How are budgets used for control purposes?

A

Budgets are used for control purposes to ensure that the organisation continues in the right direction.

Budgetary control is achieved by comparing the actual results with the budget.

The differences are calculated as variances and management action may be taken to investigate and correct the variances if necessary or appropriate.

Variances are either adverse or favourable.

33
Q

What is a budget centre?

A

Definition

A budget centre is a section of an entity for which control may be exercised through prepared budgets.

Other

Each budget centre is often a responsibility centre.

Each centre will have its own budget and a manager will be responsible for managing the centre and controlling the budget. This manager is often referred to as the budget holder.
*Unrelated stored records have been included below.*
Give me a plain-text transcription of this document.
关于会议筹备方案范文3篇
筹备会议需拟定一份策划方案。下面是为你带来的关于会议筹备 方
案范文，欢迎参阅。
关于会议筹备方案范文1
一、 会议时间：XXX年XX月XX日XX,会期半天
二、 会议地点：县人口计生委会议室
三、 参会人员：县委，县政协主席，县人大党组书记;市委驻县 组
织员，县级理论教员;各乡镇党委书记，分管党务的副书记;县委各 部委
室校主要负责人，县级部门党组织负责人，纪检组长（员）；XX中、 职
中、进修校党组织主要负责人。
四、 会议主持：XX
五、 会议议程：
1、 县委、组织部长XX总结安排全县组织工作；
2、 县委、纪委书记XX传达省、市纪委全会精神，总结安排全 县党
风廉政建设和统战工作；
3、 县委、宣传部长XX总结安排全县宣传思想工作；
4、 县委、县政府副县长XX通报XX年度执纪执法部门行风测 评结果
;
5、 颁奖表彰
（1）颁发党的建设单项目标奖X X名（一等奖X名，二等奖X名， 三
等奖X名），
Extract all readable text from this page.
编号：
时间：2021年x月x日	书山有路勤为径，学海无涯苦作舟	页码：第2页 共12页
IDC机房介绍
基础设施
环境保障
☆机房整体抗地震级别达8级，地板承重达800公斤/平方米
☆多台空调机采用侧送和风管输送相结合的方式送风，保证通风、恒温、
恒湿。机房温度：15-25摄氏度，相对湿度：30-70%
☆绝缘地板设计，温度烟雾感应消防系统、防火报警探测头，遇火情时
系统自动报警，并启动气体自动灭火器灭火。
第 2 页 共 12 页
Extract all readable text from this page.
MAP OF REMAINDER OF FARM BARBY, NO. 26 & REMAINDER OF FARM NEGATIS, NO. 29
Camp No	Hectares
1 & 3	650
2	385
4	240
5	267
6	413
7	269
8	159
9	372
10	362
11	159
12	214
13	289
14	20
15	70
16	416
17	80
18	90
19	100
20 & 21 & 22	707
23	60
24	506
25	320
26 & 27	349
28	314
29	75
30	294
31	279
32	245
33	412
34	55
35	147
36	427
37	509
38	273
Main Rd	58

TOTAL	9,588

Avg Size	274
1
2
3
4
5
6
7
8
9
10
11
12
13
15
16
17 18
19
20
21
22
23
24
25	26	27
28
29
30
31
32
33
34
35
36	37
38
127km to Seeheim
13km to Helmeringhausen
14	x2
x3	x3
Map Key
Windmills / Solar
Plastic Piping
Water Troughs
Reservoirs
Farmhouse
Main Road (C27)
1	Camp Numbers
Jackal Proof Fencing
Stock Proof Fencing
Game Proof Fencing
Regular budgetary control reports will be sent to each budget holder so that they may monitor their centre’s activities and take control action if necessary.

34
Q

Budget characteristics

A
  • Timely - The information should be made available as soon as possible.
    • The information should be made available as soon as possible after the control period.
    • Corrective action will be much more effective if it is taken soon after the event and adverse trends could continue unchecked if budgetary reporting systems are slow.
  • Accurate - The information should be precise and correct.
    • Inaccurate control information could lead to inappropriate management action.
    • There is often a conflict between the need for timeliness and the need for accuracy.
    • More accurate information might take longer to produce.
    • The design of budgetary reporting systems should allow for suffiicent accuracy for the purpose to be fulfilled.
  • Relevant to the recipient - The information should be specific to the need of the respective budget holder.
    • Busy managers should not be swamped with information that is not relevant to them.
    • They should not need to search through a lot of irrelevant information to reach the part which relates to their area of responsibility.
    • The natural reaction of managers in this situation could be to ignore the information altogether.
  • Communicated to the correct manager - The information should be directed to the concerned authority only.
    • Control information should be directed to the manager who has the responsibility and authority to act upon it.
    • If the information is communicated to the wrong manager, its value will be immediately lost and any adverse trends may continue uncorrected.
    • Individual budget holders’ responsibilities must be clearly defined and kept up-to-date in respect of any changes.
35
Q

What is the exception principle?

A

The budgetary reporting system should ideally be based on the exception principle which means that management attention is focused on those areas where performance is significantly different from budget.

Subsidiary information could be provided on those items which are in line with the budget.

Many control reports also segregate controllable and non-controllable costs and revenues, that is, the costs and revenues over which managers can exercise control are highlighted separately in the reports from those over which they have no control.

A number of accounting packages have the facility to record acutal and budget details against each account code for each budget centre. These may then be printed in the form of a report.